China: Junge DRAM- und Flash-Fertigung kämpft mit Klagen

Volker Rißka 29 Kommentare
China: Junge DRAM- und Flash-Fertigung kämpft mit Klagen
Bild: Tsinghua Unigroup

Die Speichersparte rund um DRAM und Flash soll in Zukunft einen der größten Entwicklungsschritte in Chinas aufstrebenden Bemühungen im IT-Markt machen. Damit adressiert das Land gleiche Felder wie in anderen Wirtschaftsbereichen: mehr eigene Produkte, weniger Importe. Doch was fehlt, ist das Know-How.

In der IT-Industrie, speziell im Bereich Halbleiter, ist China nach wie vor ein kleines Licht. Es gibt dort zwar Fabriken und große Industrie-Standorte, doch das Know-How dahinter ist kein Eigentum chinesischer Unternehmen, sondern westlicher Konzerne. Mit Hilfe riesiger Investitionssummen, gestützt vom Staat, wurden seit dem vergangenen Jahr viele Projekte angestoßen, um diesen Zustand zu ändern: China will unabhängiger von Importen werden.

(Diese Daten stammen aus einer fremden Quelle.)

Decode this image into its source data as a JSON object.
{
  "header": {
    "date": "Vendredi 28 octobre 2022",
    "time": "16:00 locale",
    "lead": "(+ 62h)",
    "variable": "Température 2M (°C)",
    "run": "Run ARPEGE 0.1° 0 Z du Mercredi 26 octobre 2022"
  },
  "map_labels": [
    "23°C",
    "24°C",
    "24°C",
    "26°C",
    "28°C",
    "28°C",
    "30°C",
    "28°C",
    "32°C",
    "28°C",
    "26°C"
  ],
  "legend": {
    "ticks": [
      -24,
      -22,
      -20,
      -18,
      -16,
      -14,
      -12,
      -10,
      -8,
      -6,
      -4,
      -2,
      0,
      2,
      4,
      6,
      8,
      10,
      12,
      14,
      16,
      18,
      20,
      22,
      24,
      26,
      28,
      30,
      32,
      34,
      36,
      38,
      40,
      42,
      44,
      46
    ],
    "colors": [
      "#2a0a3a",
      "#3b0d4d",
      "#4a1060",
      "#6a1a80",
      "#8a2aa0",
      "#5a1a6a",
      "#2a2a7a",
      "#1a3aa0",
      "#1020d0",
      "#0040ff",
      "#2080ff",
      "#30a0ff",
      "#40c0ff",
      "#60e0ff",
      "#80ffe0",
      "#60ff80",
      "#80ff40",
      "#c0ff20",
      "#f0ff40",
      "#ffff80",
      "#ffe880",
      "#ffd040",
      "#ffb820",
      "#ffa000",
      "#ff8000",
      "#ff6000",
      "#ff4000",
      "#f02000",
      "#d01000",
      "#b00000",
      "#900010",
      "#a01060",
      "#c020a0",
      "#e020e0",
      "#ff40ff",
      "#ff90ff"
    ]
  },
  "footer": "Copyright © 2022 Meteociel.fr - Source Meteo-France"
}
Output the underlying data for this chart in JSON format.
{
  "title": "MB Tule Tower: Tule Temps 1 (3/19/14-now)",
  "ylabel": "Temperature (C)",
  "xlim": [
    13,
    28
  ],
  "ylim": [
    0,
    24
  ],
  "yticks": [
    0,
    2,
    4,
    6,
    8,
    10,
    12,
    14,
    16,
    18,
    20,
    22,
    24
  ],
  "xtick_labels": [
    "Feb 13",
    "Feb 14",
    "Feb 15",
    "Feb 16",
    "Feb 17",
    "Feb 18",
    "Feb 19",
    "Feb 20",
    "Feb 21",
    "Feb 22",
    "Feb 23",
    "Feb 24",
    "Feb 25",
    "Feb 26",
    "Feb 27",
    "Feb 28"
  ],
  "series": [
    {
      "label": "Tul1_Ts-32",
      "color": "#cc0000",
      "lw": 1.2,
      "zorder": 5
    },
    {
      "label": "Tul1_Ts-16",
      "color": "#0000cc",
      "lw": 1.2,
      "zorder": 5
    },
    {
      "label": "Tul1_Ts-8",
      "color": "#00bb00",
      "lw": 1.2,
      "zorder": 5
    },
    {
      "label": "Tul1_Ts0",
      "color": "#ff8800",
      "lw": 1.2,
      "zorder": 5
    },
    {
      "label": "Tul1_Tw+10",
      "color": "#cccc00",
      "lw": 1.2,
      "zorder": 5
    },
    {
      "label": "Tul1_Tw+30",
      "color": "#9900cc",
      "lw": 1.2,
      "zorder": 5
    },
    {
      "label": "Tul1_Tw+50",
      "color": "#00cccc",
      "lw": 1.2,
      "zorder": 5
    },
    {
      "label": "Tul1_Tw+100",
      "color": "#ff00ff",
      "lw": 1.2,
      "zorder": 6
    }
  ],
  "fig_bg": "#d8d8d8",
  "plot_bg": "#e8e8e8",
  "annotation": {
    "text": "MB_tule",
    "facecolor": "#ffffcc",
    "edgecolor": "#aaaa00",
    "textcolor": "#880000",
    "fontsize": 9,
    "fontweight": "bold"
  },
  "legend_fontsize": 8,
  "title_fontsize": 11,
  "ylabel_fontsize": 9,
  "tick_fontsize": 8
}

Neue Firmen in China für DRAM und Flash
Neue Firmen in China für DRAM und Flash (Bild: TrendForce)

Fehlendes Know-How und erste Patentklagen

Doch so einfach ist das nicht, vor allem, weil es an dem notwendigen Know-How fehlt und dieses auch nicht so einfach zu bekommen ist, wie sich China das gedacht hat. JHICC als einer der aufstrebenden DRAM-Hersteller in China hatte ursprünglich eine „technische Kooperation“ mit UMC aus Taiwan über DRAM-Technologien vereinbart. Doch Anfang Dezember kam die Klage durch Micron: Es geht um DRAM-Patente und geistiges Eigentum, welches JHICC verletzt haben soll.

Und das dürfte nicht die letzte Klage gewesen sein. Micron hatte allein im letzten Jahr über 100 ehemalige Mitarbeiter wegen des Verdachts auf Geheimnisverrats an chinesische Firmen verklagt, die Staatsanwaltschaft durchsuchte Büros von UMC in Taiwan. Doch das Ziel ist eigentlich die Fujian Jinhua Integrated Circuit Co., Ltd., kurz JHICC: Diese habe von der chinesischen Regierung knapp 5,7 Milliarden US-Dollar für ihr erstes 300-mm-Wafer-Werk erhalten, welches bereits 2018 die Serienproduktion aufnehmen soll.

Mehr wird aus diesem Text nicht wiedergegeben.